Spring Arts Preview “What The Constitution Means To Me”
by Lynn Venhaus, Webster Kirkwood Times, Mar 13, 2023
Two local notables in the theater community are joining forces in the St. Louis premiere of “What The Constitution Means To Me,” which imagines how it will shape the next generation of Americans.
Michelle Hand of Webster Groves, a veteran of more than 40 shows in professional theater in the region, takes the lead role as playwright Heidi Schreck. Riley Carter Adams, a seventh grader at John Burroughs School, plays a debater.
The 2017 play opened on Broadway in 2019, and was a finalist for the Pulitzer Prize and Tony Award nominee for Best Play.
Schreck’s timely memoir opens Max & Louie Productions theatrical season and will be presented April 5-23 at The Marcelle Theatre in St. Louis’ Grand Arts Center District.
“When in the course of human events it becomes necessary to recover from the fatigue and grief that we have all experienced, Max & Louie Productions presents the opportunity to feel uplifted, to galvanize and to explore just what the Constitution means to you,” Producing Director Estelle “Stellie” Siteman said.
Fifteen-year-old Schreck earned prize money for her college tuition by winning Constitutional debate competitions across the United States. The play is inspired by the prompt she received on these tours: “Draw a personal connection between your life and the Constitution.”
During the play, Schreck addresses women’s rights, immigration, domestic abuse and the history of the U.S., along with other topics.
Hand plays Schreck’s teenage and present self to trace the relationship between four generations of women in her family and the founding document that shaped their lives, digging into its aspirations and contradictions — and failures.
Hand and Adams are familiar with each other, as they have worked together before. They played mother and child in the 2021 production of “A Christmas Carol” at The Repertory Theatre of St. Louis.
“I’m super excited to be working with my stage mom Michelle once again. This is going to be so fun,” Riley said, noting that debate is one of her favorite school activities as well.
Growing up in St. Louis, Hand was a middle school debater in the Bellarmine Speech League. Recent stage appearances include Mrs. Cratchit in “A Christmas Carol” at The Rep, and her St. Louis Theater Circle-nominated performances as Sugar in “Tiny Beautiful Things” at Max and Louie Productions and Mrs. Bennett in “Pride and Prejudice” at The Rep.
She won in 2019 for “Into the Breeches!” presented by the St. Louis Shakespeare Festival, and has a Kevin Kline Award for “Separate Tables” from Act Inc. in 2006.
Hand said she became an actress later than most who are drawn to show business. She was working on a doctorate in literature at Washington University when she became part of a local production, and it blossomed from there.
“I think sometimes, it finds you,” she said about careers.
When Riley was 7 years old, she created her first YouTube channel, “Black and Girly with Miss Riley.” She has performed at COCA, Gateway Center for Performing Arts, Kirkwood Youth Theatre, Ignite Theatre Company, Union Avenue Opera, The Black Rep, The Rep and The Muny.
Last summer, she was featured in “Camelot” and as part of the ensemble in “The Color Purple” at The Muny. She starred as Matilda in COCA’s summer mainstage production, and as Paris in the New Jewish Theatre’s “The Bee Play,” for which she received a St. Louis Theater Circle nomination this year.

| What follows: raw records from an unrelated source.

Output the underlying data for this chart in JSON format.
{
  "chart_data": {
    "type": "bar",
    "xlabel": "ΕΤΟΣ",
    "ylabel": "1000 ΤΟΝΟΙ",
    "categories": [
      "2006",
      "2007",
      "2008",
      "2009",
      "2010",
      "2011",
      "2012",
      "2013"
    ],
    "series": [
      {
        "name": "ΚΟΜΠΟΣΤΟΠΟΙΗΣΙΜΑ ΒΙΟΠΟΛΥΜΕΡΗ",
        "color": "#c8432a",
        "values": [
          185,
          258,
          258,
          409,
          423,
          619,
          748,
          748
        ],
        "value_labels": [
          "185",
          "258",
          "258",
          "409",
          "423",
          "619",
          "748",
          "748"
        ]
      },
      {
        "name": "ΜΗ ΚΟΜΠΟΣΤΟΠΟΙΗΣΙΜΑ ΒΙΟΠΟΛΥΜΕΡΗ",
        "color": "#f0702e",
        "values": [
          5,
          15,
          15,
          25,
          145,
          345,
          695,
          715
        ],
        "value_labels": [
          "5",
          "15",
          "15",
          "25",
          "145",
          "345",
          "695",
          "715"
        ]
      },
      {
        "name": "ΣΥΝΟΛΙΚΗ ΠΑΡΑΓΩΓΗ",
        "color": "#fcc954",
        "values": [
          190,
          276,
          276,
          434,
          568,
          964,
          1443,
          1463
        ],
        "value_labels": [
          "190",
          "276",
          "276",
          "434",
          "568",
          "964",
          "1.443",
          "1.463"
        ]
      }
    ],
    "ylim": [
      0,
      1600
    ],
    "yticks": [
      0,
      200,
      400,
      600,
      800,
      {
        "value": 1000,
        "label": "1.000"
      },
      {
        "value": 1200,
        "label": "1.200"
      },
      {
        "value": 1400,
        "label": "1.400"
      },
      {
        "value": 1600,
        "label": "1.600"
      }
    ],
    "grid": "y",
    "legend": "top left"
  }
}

“I am at my strongest and most confident when I’m acting,” Riley said.
Both actresses said “What the Constitution Means to Me” is a special play.
“Heidi Schreck is an amazing storyteller. I love that it makes you more aware of the issues. We’ve added more meaning,” Hand said. “I love the idea of revising a young version of you and what you believed. And argue with conviction and try to understand the promise of the founding fathers.”
A live debate is featured at the end of the show.
“People with different ideas have to listen to each other, and maybe minds will change and perceptions will be different,” Hand said.
Shreck used her family to frame the story. Her mother and grandmother Bette were abused by Bette’s husband. She also mentions that her great-great-grandmother was a mail order bride from Germany to Washington state, and she died at age 36 after being admitted to a mental hospital for melancholia.
“It’s primarily a women’s story. It’s about people who came before us. We share a personal connection to our grandmother, mother and others, and why was it different for them in politics? There is power in community. We need to come back together,” Hand said. “We have to learn to watch the sense of who they were. It’s so incredible that they sensed knowing that they belonged in the world.
“We are at the time that politics is personal,” she added, noting the play is a rallying cry for women. “We’re important. We matter. Believe it.”
Riley said discussed changes that her generation might help bring about.
“Will we lead a movement about climate change? Will we be able to fix it? Do we have much hope for the future? Even something so small? One person can make things happen,” she said.